Kashmir

March 2001

After twenty four hours on the bus from Dehli, I arrived in Kashmir.
It is a totally different world to the rest of India: climate, people, religion, socio-economic conditions, food, everything is different.

I spent one night on a house boat on Dal Lake. Nice idea, but very claustrophobic.

Possibly the best photograph I took during all my travels.
.

"Damn fine show, Old Boy." I can just see the Colonial Brits farting about on the
lake in these boats while they spent the summer up here in Kashmir.

A local fisherman on Dal Lake, except it's not really fish he's after,
but this strange vegetable root. Looks delicious (not), doesn't it?

In the local market. My intergalactic communicator sometimes goes off at the most inconvenient moments.

A local Mosque

It's a pity the columns were so far apart. I would love to have died like Samson.

Poncing about at some gardens in Srinaga when a wave of ugliness swept over me.

Because of the politic tension in Kashmir (Pakistan wants to own Kashmir, but most Kashmiris I spoke to want independence from both Pakistan and India), the military is omnipresent. Wherever you go there are solders on patrol, security check points, vehicle searches, metal detectors and so on. At most tourist sights there was a security check of some kind and we had to go through the usual series of questions: "Where are you from? Why are you here? What is in the boot of your car? etc..." The soldiers were consistently amused when I told them my name was Mohamed Saleem Hussain, a militant from Pakistan and that I had only a few rocket launchers in the back - nothing for them to worry about.

With a (little) friend at a lookout over Srinagar.

Up in the Himilayas for the day. Amazing scenery.

Kashmir is not well known for its skiing. There is a good reason for this.

Security guards who look very vulnerable in this little cable car.

I met a chap called Harry Farruk on the bus on the way up to
Srinagar and he invite me to stay with his family at their home.
They made me feel very welcome and treated me like a son of their own - beating me regularly if I came home late and so on.

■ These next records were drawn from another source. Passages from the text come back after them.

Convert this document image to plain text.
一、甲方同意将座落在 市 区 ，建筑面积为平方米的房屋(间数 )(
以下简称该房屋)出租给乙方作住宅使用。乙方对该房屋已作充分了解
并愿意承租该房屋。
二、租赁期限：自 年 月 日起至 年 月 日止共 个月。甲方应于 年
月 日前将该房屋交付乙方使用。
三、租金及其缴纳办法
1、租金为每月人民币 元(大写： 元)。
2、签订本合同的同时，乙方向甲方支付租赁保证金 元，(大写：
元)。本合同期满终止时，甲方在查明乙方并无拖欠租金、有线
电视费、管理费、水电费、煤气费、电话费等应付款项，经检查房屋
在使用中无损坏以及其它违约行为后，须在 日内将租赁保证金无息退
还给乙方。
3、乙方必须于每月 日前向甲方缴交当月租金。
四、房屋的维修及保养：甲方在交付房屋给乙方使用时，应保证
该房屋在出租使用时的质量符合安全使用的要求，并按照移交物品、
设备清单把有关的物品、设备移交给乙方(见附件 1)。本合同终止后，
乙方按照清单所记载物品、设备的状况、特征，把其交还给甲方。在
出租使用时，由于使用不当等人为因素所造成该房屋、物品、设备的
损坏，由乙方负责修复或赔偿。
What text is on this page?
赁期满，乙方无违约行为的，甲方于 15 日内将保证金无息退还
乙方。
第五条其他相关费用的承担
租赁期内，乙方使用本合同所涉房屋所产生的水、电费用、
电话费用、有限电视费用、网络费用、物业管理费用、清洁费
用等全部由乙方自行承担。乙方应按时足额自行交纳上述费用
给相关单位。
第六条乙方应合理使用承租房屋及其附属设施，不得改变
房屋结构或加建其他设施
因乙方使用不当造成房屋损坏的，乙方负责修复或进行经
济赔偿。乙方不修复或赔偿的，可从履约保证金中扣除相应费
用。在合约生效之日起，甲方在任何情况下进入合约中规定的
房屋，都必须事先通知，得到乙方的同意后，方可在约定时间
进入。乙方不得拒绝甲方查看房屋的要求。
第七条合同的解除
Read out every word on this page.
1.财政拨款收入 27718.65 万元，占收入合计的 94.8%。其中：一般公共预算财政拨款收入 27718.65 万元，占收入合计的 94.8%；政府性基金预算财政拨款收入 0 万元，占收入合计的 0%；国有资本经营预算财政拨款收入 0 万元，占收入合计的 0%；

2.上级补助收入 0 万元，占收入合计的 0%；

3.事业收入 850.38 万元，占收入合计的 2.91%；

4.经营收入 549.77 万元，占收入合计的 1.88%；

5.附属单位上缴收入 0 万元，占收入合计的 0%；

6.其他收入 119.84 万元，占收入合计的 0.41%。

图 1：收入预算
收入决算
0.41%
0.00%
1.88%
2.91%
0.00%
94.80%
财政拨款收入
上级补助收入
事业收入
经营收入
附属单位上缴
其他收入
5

Wandering off the road one day (much to the disdain of Mr Farruk),
I stumbled into a village where everyone had the same name.
They were very friendly so I brought them some Torfa sweets the next evening.

Indians and Kashmiri people still have a little to learn about driving. Because of an accident ahead, the traffic was slow, but people on both sides of the accident got impatient and drove on the either side of the road. This meant that no one could move in either driection for three hours after the accident had been cleared.